At Dataplan Education, we are proud to be at the forefront of the payroll and pensions industry. Our expert people, combined with our innovative solutions, allow us to flex to meet the challenges of school payroll and pensions.

Our Innovation Team is challenged with leading the drive for this, and they are constantly looking for ways to improve processes, iron out issues and increase efficiency. One example of how we do this is through automation.

Our automated generator tool

For Teachers’ Pensions MDC (Monthly Data Collection), which will map over to the MCR (Monthly Contribution Reconciliation) process, we have an automated tool that generates the data in the correct format for MDC. In addition, we have a macro that does a quick validation check to ensure all the data is in the right place and there are no significant anomalies we need to report, such as very high or very low full-time equivalent salaries. Once this validation automation has run and we have made any changes to the return, they are saved in a secure area for upload to Teachers’ Pensions.

Automatic overnight uploads

Previously somebody had to sit down and manually upload each return one at a time by logging in to the pension scheme portal. There was only one login account, which caused problems as everybody wanted to use it simultaneously; when a second person tried to log in, it would log the first person out mid-process, so it was full of problems.

We have solved this by creating a system whereby all of the returns go into a secure holding area, we then developed an automated process that uploads the data at regular intervals during the day. This automation bot mimics a user logging in, uploading the data to Teachers’ Pensions  without manual intervention. Not only is this far more efficient, it also reduces error due to human inputs.

What is the difference between MDC and MCR?

Under MDC, the data is the individual Teacher information line by line and job by job each pay period, and that goes onto the Teachers’ pension account, so they can access and view that via the pension online tool and see their pension building up on a month by month basis.

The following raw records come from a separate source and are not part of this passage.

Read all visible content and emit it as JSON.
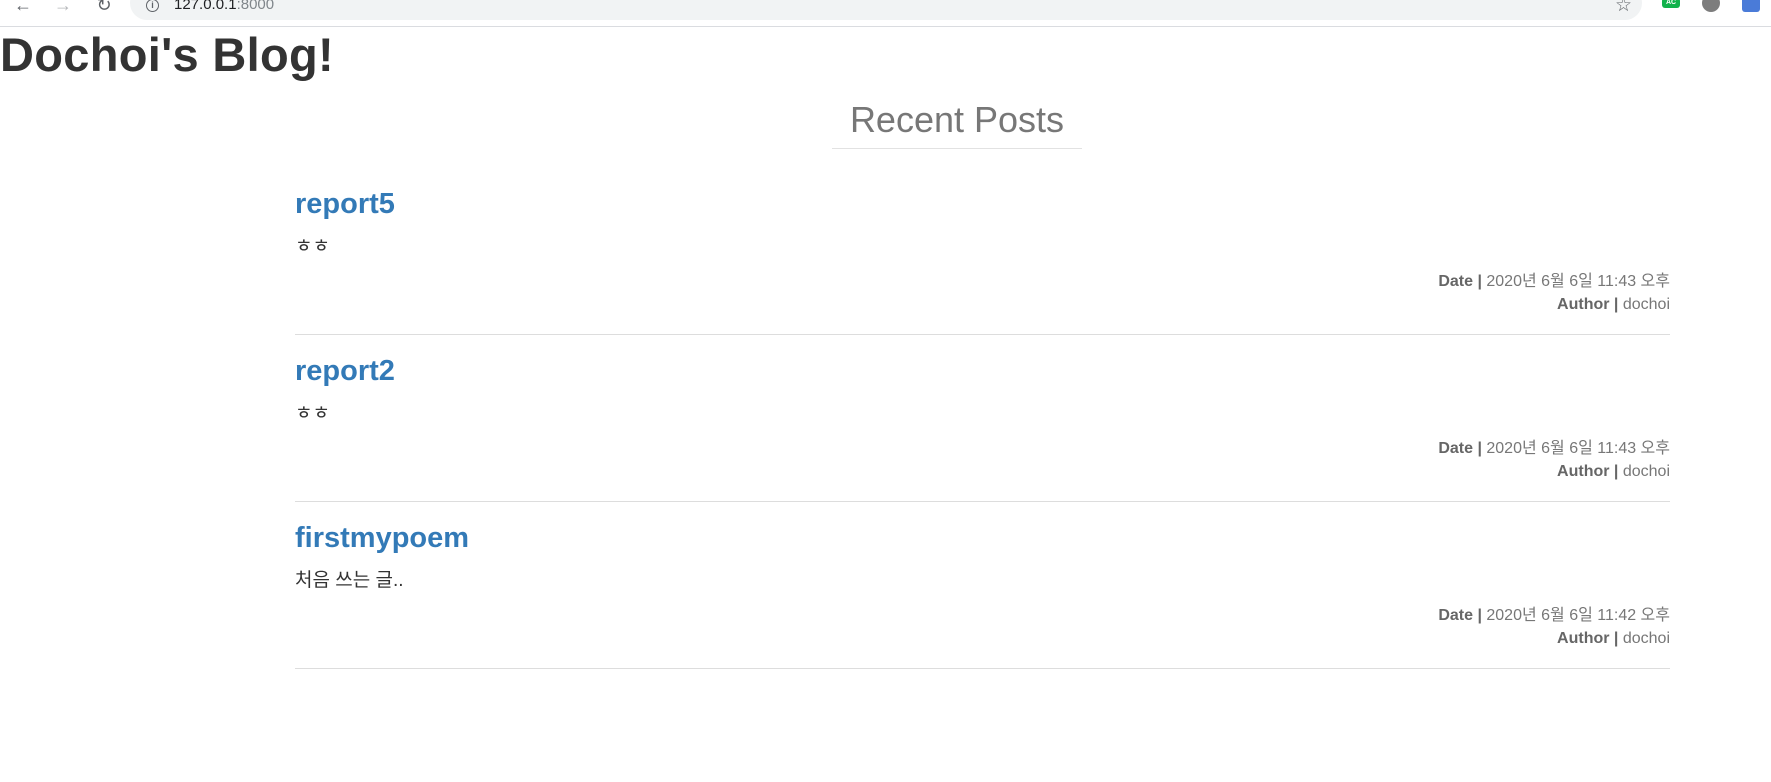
{
  "browser": {
    "url_host": "127.0.0.1",
    "url_port": ":8000",
    "extension_ac_label": "AC"
  },
  "page": {
    "blog_title": "Dochoi's Blog!",
    "section_heading": "Recent Posts"
  },
  "posts": [
    {
      "title": "report5",
      "body": "ㅎㅎ",
      "date_label": "Date |",
      "date_value": "2020년 6월 6일 11:43 오후",
      "author_label": "Author |",
      "author_value": "dochoi"
    },
    {
      "title": "report2",
      "body": "ㅎㅎ",
      "date_label": "Date |",
      "date_value": "2020년 6월 6일 11:43 오후",
      "author_label": "Author |",
      "author_value": "dochoi"
    },
    {
      "title": "firstmypoem",
      "body": "처음 쓰는 글..",
      "date_label": "Date |",
      "date_value": "2020년 6월 6일 11:42 오후",
      "author_label": "Author |",
      "author_value": "dochoi"
    }
  ]
}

Under MDC, there are two additional processes. First, there is an enrolment report, so if you’ve got any new Teachers, you have to send them a separate enrolment report to get them enrolled. Secondly, you have to send them a contribution breakdown each month. This has to be broken down between your pensionable pay, the different contribution tiers, and the additional pension contribution types that individual Teachers pay; then, it goes into a reconciliation, which is then uploaded to Teachers’ Pensions.

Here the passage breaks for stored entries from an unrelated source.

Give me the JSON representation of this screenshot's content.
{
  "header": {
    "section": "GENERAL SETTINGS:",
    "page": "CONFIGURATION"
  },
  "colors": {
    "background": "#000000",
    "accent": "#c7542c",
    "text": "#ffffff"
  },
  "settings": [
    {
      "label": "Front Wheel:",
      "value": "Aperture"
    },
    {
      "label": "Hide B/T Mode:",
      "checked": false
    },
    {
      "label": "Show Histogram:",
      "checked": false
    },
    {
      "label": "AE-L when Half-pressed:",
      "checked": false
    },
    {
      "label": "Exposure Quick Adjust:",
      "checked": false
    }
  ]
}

Under MDC, that contribution breakdown is also automated; they go into the same holding area and overnight, along with the MDC returns and contributions, are automatically uploaded.

MCR replaces all of those three processes and rolls them into one process. The MCR gives greater control over the receipt and reconciliation of pension contributions.

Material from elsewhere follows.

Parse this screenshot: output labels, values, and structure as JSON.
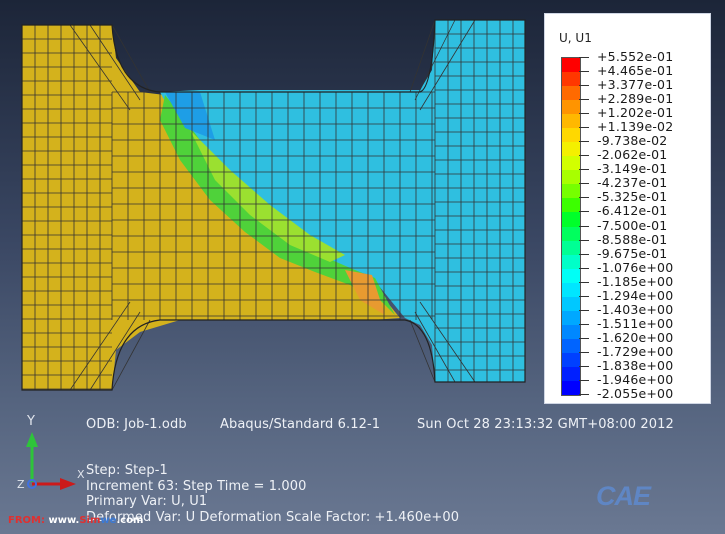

Ultimately, it is very prescriptive. It improves the quality of data for teachers and the information going onto their pension accounts, but it also gives them the ability to have far better control over the contributions being paid.

Using automation to create efficiencies within the MCR process

The automation bot mimics a user logging in, downloading all available file types from Teachers’ Pensions, again without any manual intervention. The MCR routine that we’ve created extracts all the data in the correct format that we need, but there are two key MCR related files that we get back from Teachers’ Pensions. One is an errors file, so if the processor has used the wrong contribution tier, for example, we can submit the data with that error, but it comes back to us with details of the error so we have the ability to rectify it. Our process informs the payroll processor to correct the error it in the following pay period. It will automatically get corrected and pulled into the following report we generate.

Another important report we generate is the missing members report. If somebody has left the school or they’ve dropped a teaching job, and we don’t get notification from the school straight away, we tend to find out through the missing members report. Again the missing members pull through into that following MCR report run so acts as a failsafe to ensure accuracy which is all driven by our automation processes.